La GIP di Milano, dott.ssa Sara Cipolla, ha disposto l'archiviazione del procedimento nei confronti di Marco Cappato per l'aiuto prestato a Elena e Romano, accompagnati in Svizzera dove hanno potuto accedere al suicidio medicalmente assistito. La GIP riconosce e applica il principio affermato dalla Corte costituzionale, da ultimo con la sentenza n. 66 del 2025, secondo cui il requisito del trattamento di sostegno vitale non può essere interpretato in modo restrittivo e meramente tecnico-formale.

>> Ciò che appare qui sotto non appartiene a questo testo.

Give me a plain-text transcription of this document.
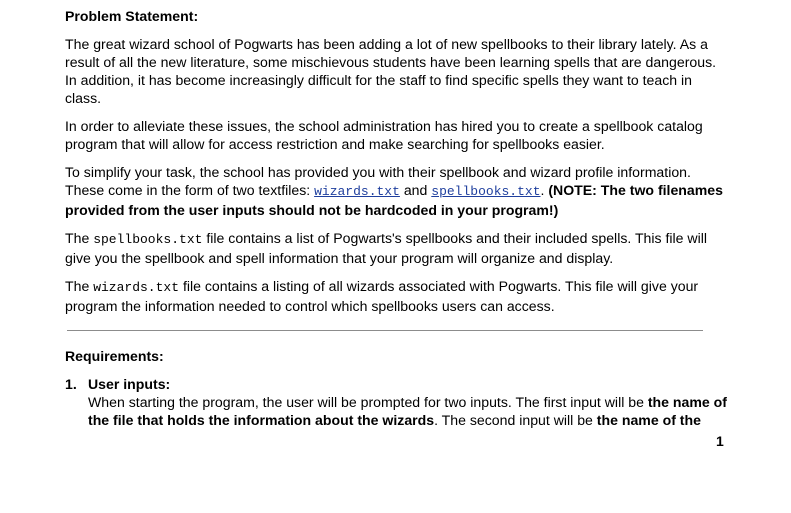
Problem Statement:

The great wizard school of Pogwarts has been adding a lot of new spellbooks to their library lately. As a result of all the new literature, some mischievous students have been learning spells that are dangerous. In addition, it has become increasingly difficult for the staff to find specific spells they want to teach in class.

In order to alleviate these issues, the school administration has hired you to create a spellbook catalog program that will allow for access restriction and make searching for spellbooks easier.

To simplify your task, the school has provided you with their spellbook and wizard profile information. These come in the form of two textfiles: wizards.txt and spellbooks.txt. (NOTE: The two filenames provided from the user inputs should not be hardcoded in your program!)

The spellbooks.txt file contains a list of Pogwarts's spellbooks and their included spells. This file will give you the spellbook and spell information that your program will organize and display.

The wizards.txt file contains a listing of all wizards associated with Pogwarts. This file will give your program the information needed to control which spellbooks users can access.

Requirements:
1. User inputs:
When starting the program, the user will be prompted for two inputs. The first input will be the name of the file that holds the information about the wizards. The second input will be the name of the
1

La non punibilità, prevista dalla sentenza 242/2019, secondo la GIP di Milano opera anche nei confronti di persone che, pur non essendo sottoposte a un trattamento salvavita in corso, avrebbero dovuto esserlo secondo valutazione medica, ma lo hanno rifiutato, esercitando un diritto costituzionalmente garantito, perché ritenuto inutile, sproporzionato, futile e contrario alla propria dignità. Il decreto di archiviazione recepisce così l'evoluzione della giurisprudenza costituzionale: dalla sentenza 242/2019, alla 135/2024, fino alla 66/2025, che ha chiarito in modo definitivo come il riferimento al "trattamento di sostegno vitale" debba essere letto alla luce degli articoli 2, 3, 13 e 32 della Costituzione, della legge 219/2017 sul consenso informato e sulle DAT e del diritto della persona malata di rifiutare qualsiasi trattamento.